Look at how fast Excel loads. Compare to modern high-end PC with it's latest version.
Office really chugged on the PCs of the time though. We can debate whether modern Excel actually delivers enough more value than historical Excel to justify being as more resource-hungry, thus slower to load, as it is. But historical Excel appears fast on modern hardware, even in emulation, because the CPU, RAM, and permanent storage have had 30 years to evolve since it was released. Contemporary 386s and 486s would not have been that snappy.
I came to write exactly this comment.
The thing runs instantly.
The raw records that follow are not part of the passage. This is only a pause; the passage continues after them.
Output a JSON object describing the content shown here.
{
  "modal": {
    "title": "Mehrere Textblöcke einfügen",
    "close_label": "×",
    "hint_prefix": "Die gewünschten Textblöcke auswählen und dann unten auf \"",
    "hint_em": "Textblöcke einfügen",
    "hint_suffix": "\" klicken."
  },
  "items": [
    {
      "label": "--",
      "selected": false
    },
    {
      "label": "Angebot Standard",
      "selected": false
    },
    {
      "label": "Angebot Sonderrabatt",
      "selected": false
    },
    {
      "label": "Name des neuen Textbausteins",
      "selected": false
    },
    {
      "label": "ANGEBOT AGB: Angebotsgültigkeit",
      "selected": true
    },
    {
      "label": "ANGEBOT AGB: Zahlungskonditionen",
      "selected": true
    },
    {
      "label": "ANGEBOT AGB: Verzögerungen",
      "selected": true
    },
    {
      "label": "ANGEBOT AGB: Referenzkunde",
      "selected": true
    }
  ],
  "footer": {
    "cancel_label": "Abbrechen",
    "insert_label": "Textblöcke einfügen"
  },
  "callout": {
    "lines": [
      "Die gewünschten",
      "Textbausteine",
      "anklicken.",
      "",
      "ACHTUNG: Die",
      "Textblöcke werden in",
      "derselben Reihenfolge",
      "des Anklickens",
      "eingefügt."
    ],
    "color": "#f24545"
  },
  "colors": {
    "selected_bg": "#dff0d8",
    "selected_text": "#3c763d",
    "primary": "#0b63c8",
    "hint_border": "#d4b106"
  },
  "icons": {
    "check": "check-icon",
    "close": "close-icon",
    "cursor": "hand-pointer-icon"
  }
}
And that's in a VM in Javascript.
Plenty of people would have used this purely for Cardfile.
em-dosbox is a good project.
I was expecting it to boot to DOS and then having to typing "win"
"For the best experience, use Chrome."
That's not Windows 3.11. That kind of thing is circa 2000, and a state none of us should want the Web to return to.
If this were a commercial project then I could understand the complaint.. but this is just a small, for-fun project and they have little motivation to put the extra effort into support for all browsers.
Bellard (yes, him) already had a working VM of Windows 2000 in the browser around a decade ago, with no specific "support for all browsers" (whatever that means):
https://bellard.org/jslinux/vm.html?url=win2k.cfg&mem=192&gr...
I loved messing around with this for a short time. Very nostalgic.
Exited to dos, found Bubble Bobble in GAMES directory and started to play. And that's mostly what I used to do as a kid at the times of Windows 3.11!
what is this feeling? oh, yes, it's damn nostalgia
Can we have icons like these again please.
I started from Windows 98 and always loved the icons. They actually represented the application and purpose. These days they are more focused on looking modern. Lots of times they are not even distinguishable between each other.
Just a black screen for me.
I've been playing freecell on it for the last hour or so
Freecell is actually a 32-bit Windows application running through a Wine-like compatibility layer called Win32s on 16-bit Windows.